Bilim adamları, bu tür eski koşulların organik moleküller (halkalar veya zincirler halinde karbon atomları ve diğer atomlarla, çoğunlukla da hidrojen içerenler) üretip üretemeyeceğini belirlemek istediler. Karmaşık organik moleküllerin örnekleri arasında, sonunda DNA ve RNA oluşturabilen amino asitler bulundu.

ENERJİ OLMADAN GERÇEKLEŞMİYOR

White ve meslektaşlarının daha önce yaptığı bir araştırma, hidrotermal menfezlerden akan suyun demir sülfürler oluşturabileceğini göstermişti. Demir sülfürler bir katalizör görevi görerek bu enerjik itişi sağlayabilir, karbon ve hidrojenin birlikte reaksiyona girmesi için gereken enerji miktarını azaltabilir ve bunların organik madde oluşturma olasılığını artırabilir.

DENEYLE ORGANİK MOLEKÜLLERİ ÜRETTİLER

Yeni deney, eğer o dönemde bu tür havalandırma delikleri mevcut olsaydı, bu reaksiyonun antik deniz tabanı havalandırma delikleri etrafındaki fiziksel koşullar altında meydana gelme ihtimalinin olup olmadığını test etti. Cevap? Evet. Ekip, her ikisi de organik molekül olan format ve eser miktarda metan yarattı.

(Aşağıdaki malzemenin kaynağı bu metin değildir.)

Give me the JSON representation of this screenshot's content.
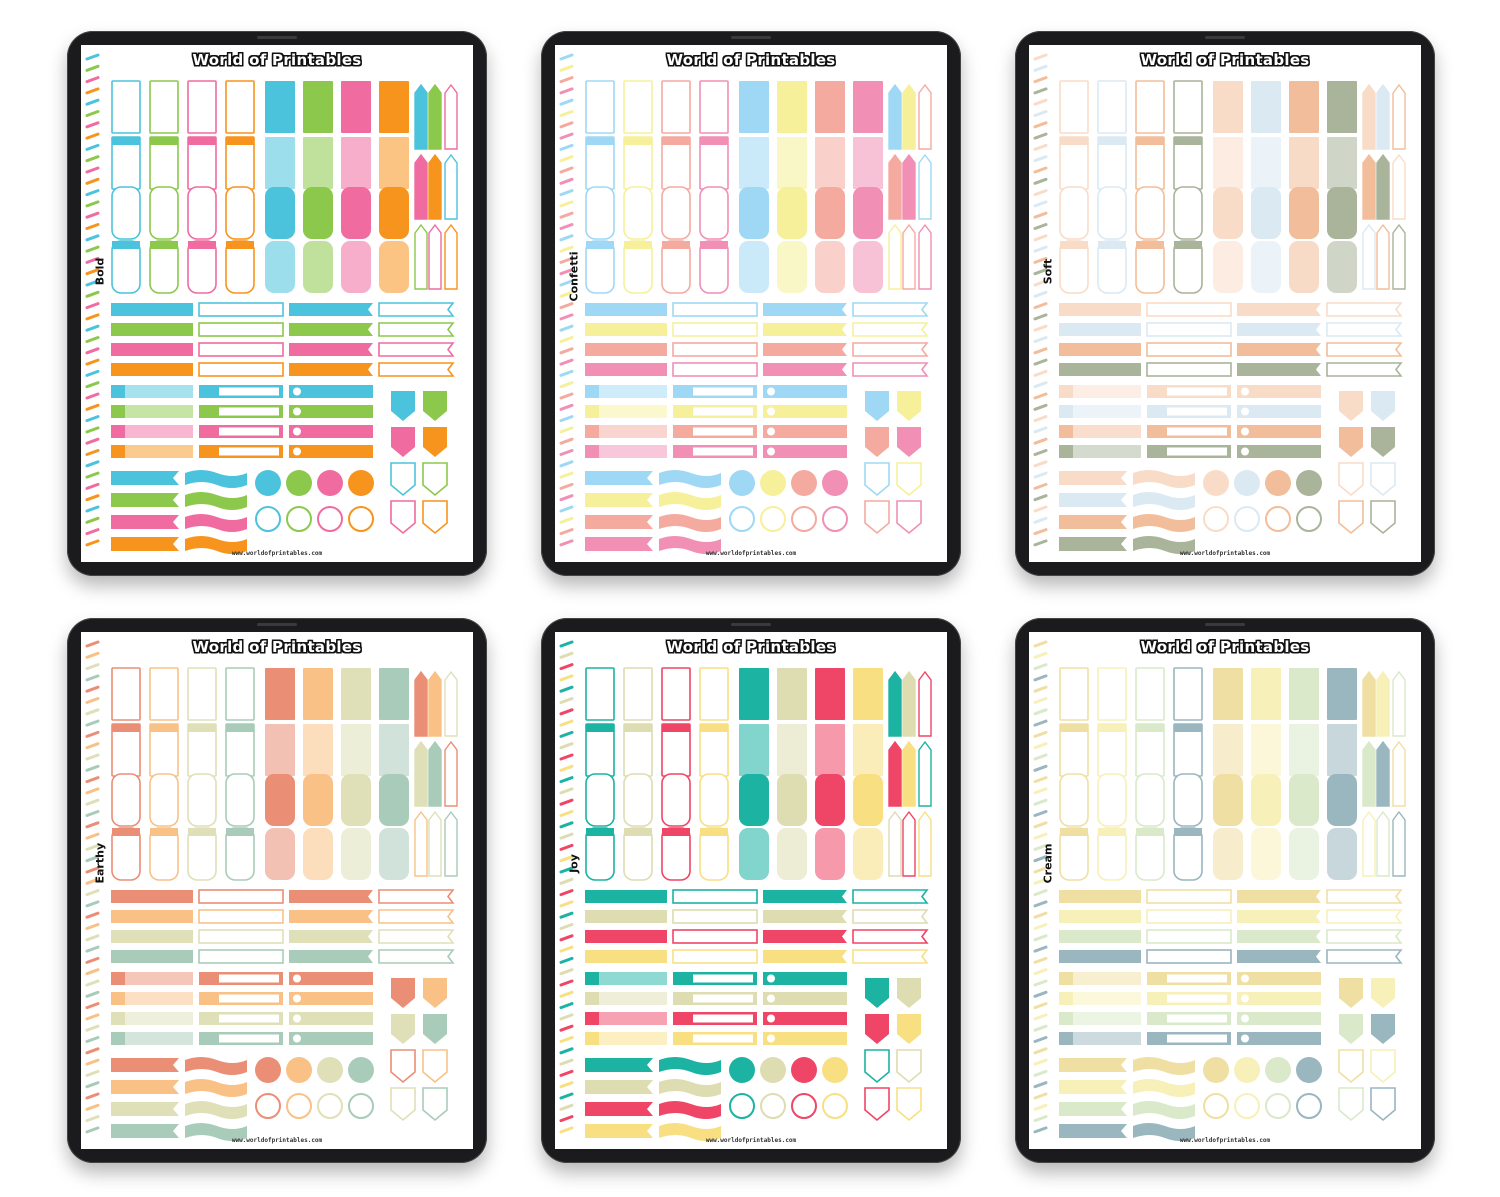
{
  "sheets": [
    {
      "brand": "World of Printables",
      "name": "Bold",
      "url": "www.worldofprintables.com",
      "colors": [
        "#4cc3dc",
        "#8cc84b",
        "#f06ca0",
        "#f7941d"
      ]
    },
    {
      "brand": "World of Printables",
      "name": "Confetti",
      "url": "www.worldofprintables.com",
      "colors": [
        "#9fd8f5",
        "#f6f09a",
        "#f5aaa0",
        "#f18fb5"
      ]
    },
    {
      "brand": "World of Printables",
      "name": "Soft",
      "url": "www.worldofprintables.com",
      "colors": [
        "#f9dcc8",
        "#dbe9f3",
        "#f2bd9a",
        "#a9b49a"
      ]
    },
    {
      "brand": "World of Printables",
      "name": "Earthy",
      "url": "www.worldofprintables.com",
      "colors": [
        "#ea8e76",
        "#f9c186",
        "#dfe0b8",
        "#a9cbb9"
      ]
    },
    {
      "brand": "World of Printables",
      "name": "Joy",
      "url": "www.worldofprintables.com",
      "colors": [
        "#1cb3a3",
        "#dedcb1",
        "#ef4566",
        "#f8df82"
      ]
    },
    {
      "brand": "World of Printables",
      "name": "Cream",
      "url": "www.worldofprintables.com",
      "colors": [
        "#f0dfa2",
        "#f7f0b8",
        "#d9e9c9",
        "#9ab6bf"
      ]
    }
  ]
}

DÜNYADAKİ İLK OKYANUSUN DİBİNDE BAŞLADI

Dünya üzerinde doğal olarak oluşan metan, büyük ölçüde canlı organizmalar tarafından veya bitkiler ve hayvanlar da dahil olmak üzere biyolojik materyalin çürümesi yoluyla üretilir. Diğer gezegenlerdeki metan da biyolojik aktivitenin bir işareti olabilir mi? Metanı diğer dünyalarda yaşam aramak amacıyla kullanmak için bilim adamlarının, White ve meslektaşları tarafından tanımlananlar gibi hem biyolojik hem de biyolojik olmayan kaynaklarını anlamaları gerekiyor. White, "Bu reaksiyonların basınç ve akış gibi fiziksel faktörlerin varlığında gerçekleştiğini göstermemizin gerçekten önemli olduğunu düşünüyorum" dedi. Çalışma, Michael Russell'ın Dünya'daki yaşamın Dünya'nın ilk okyanusunun dibinde oluşmuş olabileceği hipotezine dayanıyor. Organik moleküllerin oluşumu bu süreçte önemli bir adım olacaktır. Aynı JPL araştırma grubundaki bilim insanları, amino asitlerin orada nasıl oluşabileceğini göstermek için okyanusun erken dönemlerindeki kimyasal koşulların kopyalanması gibi bu çalışmanın diğer yönlerini de araştırdılar .

ARAŞTIRMALARA JÜPİTER DE KATILIYOR

Önümüzdeki birkaç yıl içinde NASA, Jüpiter'in yörüngesinde dolaşacak ve buzlu uydu Europa'nın çok sayıda yakın geçişini gerçekleştirecek olan Europa Clipper'ı fırlatacak. Bilim adamları, buradaki tüylerin, yaklaşık 2 ila 20 mil (3 ila 30 kilometre) buzun altında bulunan ay okyanusundan uzaya su püskürtebileceğine inanıyor. Bu bulutlar, yaklaşık 50 mil (80 kilometre) derinlikte olduğu düşünülen okyanusun dibindeki olası hidrotermal süreçler hakkında bilgi sağlayabilir. Yeni makale, bizimki dışındaki okyanuslarda meydana gelebilecek kimyanın giderek daha iyi anlaşılmasına katkıda bulunuyor ve bu da bilim adamlarının bu görevin bulgularını ve gelecek diğerlerini yorumlamalarına yardımcı olacak. Haberlerimizi InstagramFacebookTwitterTelegram hesaplarımızdan ve YouTube kanalımızdan takip edebilirsiniz.